Diarrhea refers to stools that are abnormally frequent and liquid. The modifier abnormal is critical because stools can normally be frequent and liquid in young children. Acute diarrheal illnesses account for more than 3 million ambulatory pediatric visits, 10 million sick days, and 100,000 hospital admissions per year in the United States. In the United States, rotavirus predominantly affects infants between 3 to 15 months. The peak incidence is in the winter months, and rotavirus accounts for as many as 50 percent of the cases of acute diarrhea in winter. Enteric adenoviruses (serotypes 40 and 41) are the second most common viral pathogen in infants. In summer most of the cases of diarrhea are caused by bacteria (including Escherichia coli, Salmonella, and Shigella). Parasitic causes of diarrhea are rare in neonates. A history of bloody diarrhea strongly suggests a bacterial pathogen, particularly in an older infant or a child. It is important to know that, in infants less than 6 months of age, the most common causes of blood in the stool are cow's milk intolerance and anal fissures.

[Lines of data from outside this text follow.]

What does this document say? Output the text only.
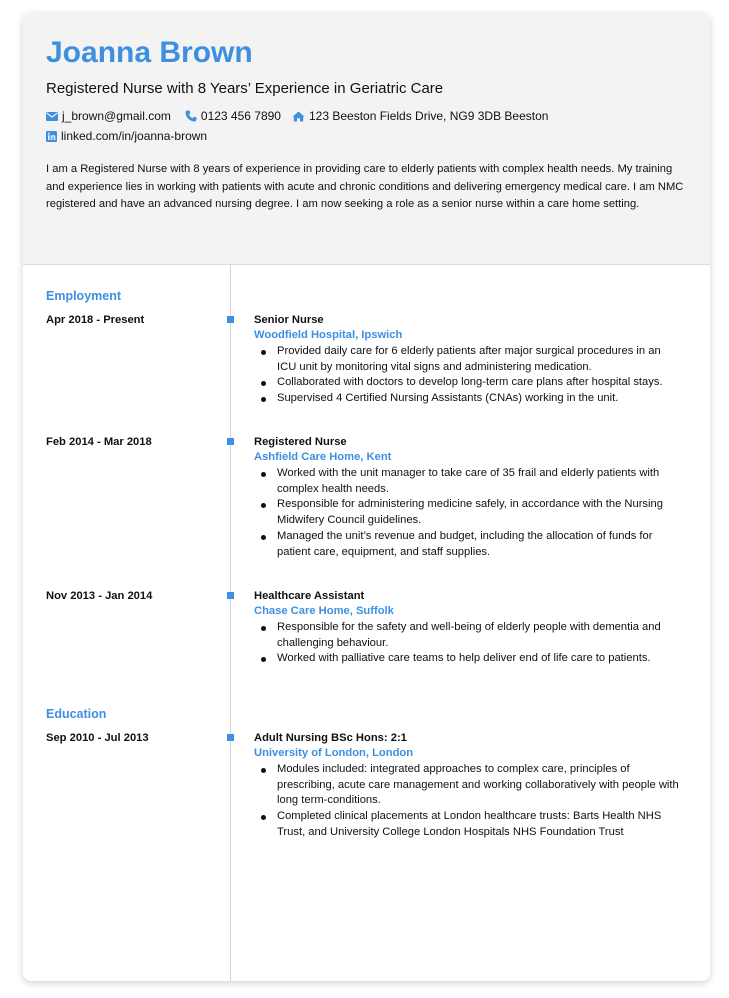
Joanna Brown
Registered Nurse with 8 Years’ Experience in Geriatric Care
j_brown@gmail.com	0123 456 7890 123 Beeston Fields Drive, NG9 3DB Beeston
linked.com/in/joanna-brown
I am a Registered Nurse with 8 years of experience in providing care to elderly patients with complex health needs. My training and experience lies in working with patients with acute and chronic conditions and delivering emergency medical care. I am NMC registered and have an advanced nursing degree. I am now seeking a role as a senior nurse within a care home setting.
Employment
Apr 2018 - Present	Senior Nurse
Woodfield Hospital, Ipswich
Provided daily care for 6 elderly patients after major surgical procedures in an ICU unit by monitoring vital signs and administering medication.
Collaborated with doctors to develop long-term care plans after hospital stays.
Supervised 4 Certified Nursing Assistants (CNAs) working in the unit.
Feb 2014 - Mar 2018	Registered Nurse
Ashfield Care Home, Kent
Worked with the unit manager to take care of 35 frail and elderly patients with complex health needs.
Responsible for administering medicine safely, in accordance with the Nursing Midwifery Council guidelines.
Managed the unit’s revenue and budget, including the allocation of funds for patient care, equipment, and staff supplies.
Nov 2013 - Jan 2014	Healthcare Assistant
Chase Care Home, Suffolk
Responsible for the safety and well-being of elderly people with dementia and challenging behaviour.
Worked with palliative care teams to help deliver end of life care to patients.
Education
Sep 2010 - Jul 2013	Adult Nursing BSc Hons: 2:1
University of London, London
Modules included: integrated approaches to complex care, principles of prescribing, acute care management and working collaboratively with people with long term-conditions.
Completed clinical placements at London healthcare trusts: Barts Health NHS Trust, and University College London Hospitals NHS Foundation Trust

In diarrheal illness, the history and physical examination serve as an initial screen to narrow the diagnostic possibilities. The choice of laboratory tests depends on the results of the history and physical examination. The history should assess the infant's state of hydration and possible causative agents. Information regarding oral intake, frequency and volume of stools, general appearance of the infant, mental status, and frequency of urination can help in assessing hydration. The parent should be asked about fever, antibiotic therapy, and exposure to day care or other children and adults with diarrheal illness.
All children with diarrhea should be carefully weighed unclothed for comparison of previous weight and to provide a baseline for monitoring subsequent weights during the course of the disease. In an infant, the normal extracellular fluid volume is 25 percent of body weight; therefore, a loss of 8 percent of body weight as extracellular fluid would result in manifestations of severe dehydration. The actual weight loss is greater than that because of concomitant loss of cellular water.
The physical examination should begin with a global assessment, with particular attention to the state of hydration ( Table 112.-3.). Mucous membranes, more than the lips, should be evaluated for moistness. The appearance of the anterior fontanel and eyes should be assessed. The skin hydration and turgor may give a sense of the degree of dehydration. The finding of doughy and tented skin is associated with hypernatremic dehydration. Finally, the child's mental status with regard to interaction with the examiner and the parent can be used as a measure of seriousness of illness and dehydration.